As a follow-on to Haley Sweetland Edwards’ post yesterday on the hard slog to implement Dodd-Frank (and her fine article on the broader subject of regulatory implementation in the latest issue of the Monthly), what are we to make of the rising talk on the Right of an agenda that includes “breaking up the big banks?”
At TAP, David Dayen has a big and relatively upbeat piece on this subject, noting the odd-couple cooperation of Sherrod Brown and David Vitter in the Senate on legislation to cap bank size. He observes, however, that the two sides come to this issue with vastly different assumptions:
The Tea Party’s critique and the conservative academic diagnosis serve as a kind of a funhouse-mirror version of the way liberals talk about these issues. Rather than assailing corporate malfeasance, conservatives talk about government overreach. Fundamentally, what drives opposition to banks on the right is the sense that government has rigged the game to “pick winners and losers” by delivering giant subsidies to the nation’s biggest banks and, after they get so big their collapse threatens the entire financial system, bailing them out when they run into trouble. “I’ve talked about this issue in more town hall meetings than maybe any Republican. There’s been a serious erosion of trust in our institutions of power,” former Utah Governor and presidential candidate Jon Huntsman said at a panel discussion in Washington earlier this month, “and that’s directly tied to this whole subsidy issue.” The theory is simple: If investors believe a mega-bank will get bailed out if it gets into trouble, without any losses forced on creditors, they have more confidence in lending to them than their smaller rivals, giving them a competitive advantage and incentivizing them to grow large.

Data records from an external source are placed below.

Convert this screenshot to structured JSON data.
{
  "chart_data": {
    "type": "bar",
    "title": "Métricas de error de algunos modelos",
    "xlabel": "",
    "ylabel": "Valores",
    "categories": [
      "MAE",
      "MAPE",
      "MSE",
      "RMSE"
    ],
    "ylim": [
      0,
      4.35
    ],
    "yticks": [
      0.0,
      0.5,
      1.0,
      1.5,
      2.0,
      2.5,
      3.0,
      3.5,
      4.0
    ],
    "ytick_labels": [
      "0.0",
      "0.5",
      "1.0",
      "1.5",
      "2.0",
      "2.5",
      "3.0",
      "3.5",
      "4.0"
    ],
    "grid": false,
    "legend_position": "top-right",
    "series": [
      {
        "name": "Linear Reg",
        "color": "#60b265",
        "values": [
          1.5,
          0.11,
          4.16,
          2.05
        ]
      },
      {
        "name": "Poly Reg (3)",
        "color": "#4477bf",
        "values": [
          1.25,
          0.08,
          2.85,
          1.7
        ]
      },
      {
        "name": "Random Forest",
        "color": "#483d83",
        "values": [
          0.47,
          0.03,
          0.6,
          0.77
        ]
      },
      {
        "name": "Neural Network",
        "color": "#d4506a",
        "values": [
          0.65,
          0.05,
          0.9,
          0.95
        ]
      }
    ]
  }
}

So it’s important to ask what those cooperating across party and ideological lines to fight “Too Big To Fail” banks think about the broader regulatory landscape. That’s where the trouble begins, as Matt Yglesias suggests in his take on Dayen’s piece:
Is there really a bipartisan movement here? I’m not so sure. I’m not saying there isn’t. But I have my doubts. To me a key question is do people want to reduce bank size as part of a regulatory strategy or as an alternative to a regulatory strategy. Those are two very different policies. My view is that the right direction of causation is that better-regulated banks would be smaller and much less likely to fail, but that’s not the same as saying there’s a class of “Too Big To Fail” banks that can be shrunk down and forgotten.
So in cooperating with conservatives on bank-size restrictions, it’s pretty important for progressives to insist on linking such measures wherever possible with robust regulation of the financial industry. Indeed, that could be the real ball game.